Despite its best efforts, the Obama administration is sliding down a slippery slope towards intervention in Syria. A humanitarian crisis that has cost between 80, 000 and 120, 000 lives, and produced over 2.5 million refugees requires decisive foreign policy action.
The Obama administration has provided the Syrian opposition over six hundred and fifty million dollars in non-military aid. However there is rising pressure to intervene by either ordering air strikes on government targets, arming the opposition, or establishing a no-fly zone to protect the rebels fighting against President Assad.
Interventionists argue that unless the US acts militarily, it will lose global credibility, the death toll in Syria will rise further, and the region will become destabilized, producing a greater chance of militant Islamists seizing power. Pressure has been mounting on the international and domestic levels. Republicans have been particularly vocal about criticizing the administration’s inaction. In a senate meeting concerning Syria, John McCain asked, “How many more have to die before you recommend military action?”
Rumors that the Assad regime has crossed Obama’s “red line” by using chemical weapons have greatly increased pressure to act decisively.

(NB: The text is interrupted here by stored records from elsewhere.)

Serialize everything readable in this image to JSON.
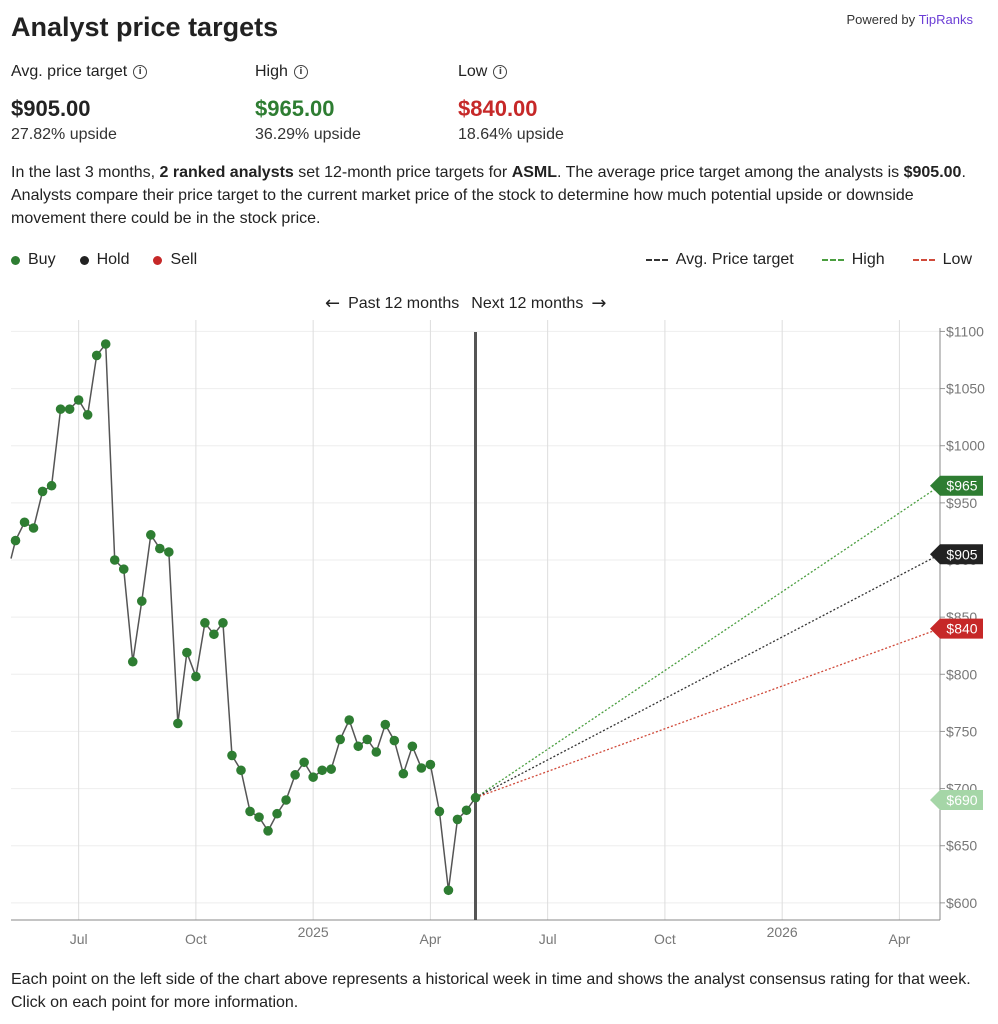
{
  "header": {
    "title": "Analyst price targets",
    "powered_by": "Powered by",
    "brand": "TipRanks"
  },
  "stats": {
    "avg": {
      "label": "Avg. price target",
      "value": "$905.00",
      "sub": "27.82% upside"
    },
    "high": {
      "label": "High",
      "value": "$965.00",
      "sub": "36.29% upside"
    },
    "low": {
      "label": "Low",
      "value": "$840.00",
      "sub": "18.64% upside"
    }
  },
  "description": {
    "p1": "In the last 3 months, ",
    "b1": "2 ranked analysts",
    "p2": " set 12-month price targets for ",
    "b2": "ASML",
    "p3": ". The average price target among the analysts is ",
    "b3": "$905.00",
    "p4": ". Analysts compare their price target to the current market price of the stock to determine how much potential upside or downside movement there could be in the stock price."
  },
  "legend_left": [
    {
      "label": "Buy",
      "color": "#2e7d32"
    },
    {
      "label": "Hold",
      "color": "#222222"
    },
    {
      "label": "Sell",
      "color": "#c62828"
    }
  ],
  "legend_right": [
    {
      "label": "Avg. Price target",
      "color": "#333333"
    },
    {
      "label": "High",
      "color": "#4a9e3f"
    },
    {
      "label": "Low",
      "color": "#d04a3a"
    }
  ],
  "nav": {
    "past": "Past 12 months",
    "next": "Next 12 months"
  },
  "footer": "Each point on the left side of the chart above represents a historical week in time and shows the analyst consensus rating for that week. Click on each point for more information.",
  "chart_data": {
    "type": "line",
    "ylim": [
      585,
      1110
    ],
    "y_ticks": [
      "$1100",
      "$1050",
      "$1000",
      "$950",
      "$900",
      "$850",
      "$800",
      "$750",
      "$700",
      "$650",
      "$600"
    ],
    "y_tick_values": [
      1100,
      1050,
      1000,
      950,
      900,
      850,
      800,
      750,
      700,
      650,
      600
    ],
    "x_ticks": [
      {
        "label": "Jul",
        "week": 6
      },
      {
        "label": "Oct",
        "week": 19
      },
      {
        "label": "2025",
        "week": 32,
        "year": true
      },
      {
        "label": "Apr",
        "week": 45
      },
      {
        "label": "Jul",
        "week": 58
      },
      {
        "label": "Oct",
        "week": 71
      },
      {
        "label": "2026",
        "week": 84,
        "year": true
      },
      {
        "label": "Apr",
        "week": 97
      }
    ],
    "x_range_weeks": [
      -1.5,
      101.5
    ],
    "today_week": 50,
    "series": [
      {
        "name": "Buy",
        "color": "#2e7d32",
        "weeks": [
          -1,
          0,
          1,
          2,
          3,
          4,
          5,
          6,
          7,
          8,
          9,
          10,
          11,
          12,
          13,
          14,
          15,
          16,
          17,
          18,
          19,
          20,
          21,
          22,
          23,
          24,
          25,
          26,
          27,
          28,
          29,
          30,
          31,
          32,
          33,
          34,
          35,
          36,
          37,
          38,
          39,
          40,
          41,
          42,
          43,
          44,
          45,
          46,
          47,
          48,
          49,
          50
        ],
        "values": [
          917,
          933,
          928,
          960,
          965,
          1032,
          1032,
          1040,
          1027,
          1079,
          1089,
          900,
          892,
          811,
          864,
          922,
          910,
          907,
          757,
          819,
          798,
          845,
          835,
          845,
          729,
          716,
          680,
          675,
          663,
          678,
          690,
          712,
          723,
          710,
          716,
          717,
          743,
          760,
          737,
          743,
          732,
          756,
          742,
          713,
          737,
          718,
          721,
          680,
          611,
          673,
          681,
          692
        ]
      }
    ],
    "targets": [
      {
        "name": "High",
        "label": "$965",
        "value": 965,
        "color": "#2e7d32"
      },
      {
        "name": "Avg. Price target",
        "label": "$905",
        "value": 905,
        "color": "#222222"
      },
      {
        "name": "Low",
        "label": "$840",
        "value": 840,
        "color": "#c62828"
      },
      {
        "name": "Current",
        "label": "$690",
        "value": 690,
        "color": "#a5d6a7"
      }
    ]
  }
}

The administration has been intentionally vague, declaring the systematic use of chemical weapons to be “a game changer,” but stopping short of committing to military force. According to a source from the State Department, “No one wanted to say that Assad had crossed the line, because no one wants to deal with it.”
While the Assad regime is known to possess chemical weaponry, there are conflicting reports of whether or not the weapons have been used. Three major US allies: Britain, France and Israel, have concluded that the Assad regime has used chemical weapons on several occasions. The US administration has declined to join the analysis, announcing a lack of conclusive evidence in the findings. The administration undoubtedly wishes to avoid repeating the mistake of intervening in Iraq on the basis of faulty intelligence.
The United States is currently burdened with over a $1 trillion debt from the wars in Iraq and Afghanistan, in addition to a recovering economy. There is no shortage of domestic issues that need addressing, so the risk that public support will sour towards another several year military commitments is likely.
With the waning hope of the rebels forming a cohesive counter regime, Obama is left with three unattractive military options.
The first is to erect a no fly zone. If successful, this would reduce further human rights abuses and civilian deaths, by preventing chemical and non-chemical attacks, in addition to preventing the conflict from spilling over and destabilizing the region. However, assuming the Assad regime would be unwilling to relinquish its air force, this would require a large-scale military investment to sustain the operation. The Syrian air defense has been designed to repel Israeli attacks and is much more complex and dense than proponents believe, and attacking it would result in large numbers of American and Syrian casualties.
The second option is to arm the rebels. Britain, France, and vocal Republicans are proponents of this strategy. However, Obama has made it clear that he has little confidence in the rebels. He believes them to be ideologically fractured, lacking in a coherent structure, uncontrollable, and in conflict with one another. Obama fears that arming the rebels could result in a rapid collapse of state institutions, and that the weapons could fall into the hands of Islamist extremists. The administration’s worst nightmare is that hostile Islamists could turn Syria into a platform for attacks on Israel with access to chemical weapons, turning the conflict into a region-wide disaster.
The final and least attractive option for the administration is sending troops to seize chemical weaponry facilities. Putting boots on the ground is something the administration wishes to avoid at all costs. This would be enormously expensive, result in loss of life, and would be very unpopular at a domestic level, and quite frankly, by the looks of their track record, largely unsuccessful. The closest the administration would want to come to sending forces, is deploying military personnel with the purpose of training militants, which they have already done in Jordan.
In the Syrian crisis, there are no easy answers. Obama must find a way to deliver a stern and credible threat to the Assad regime to prevent the use of chemical weaponry, without getting sucked into another war. This means he will probably be pressured into choosing the least worst of the three options, arming the rebels. While this is hardly the most effective solution, it will satiate critics for a short while, until things takes a spectacular turn for the worst. One can only hope that this option will work out better for the United States and Syria, than it did in Afghanistan.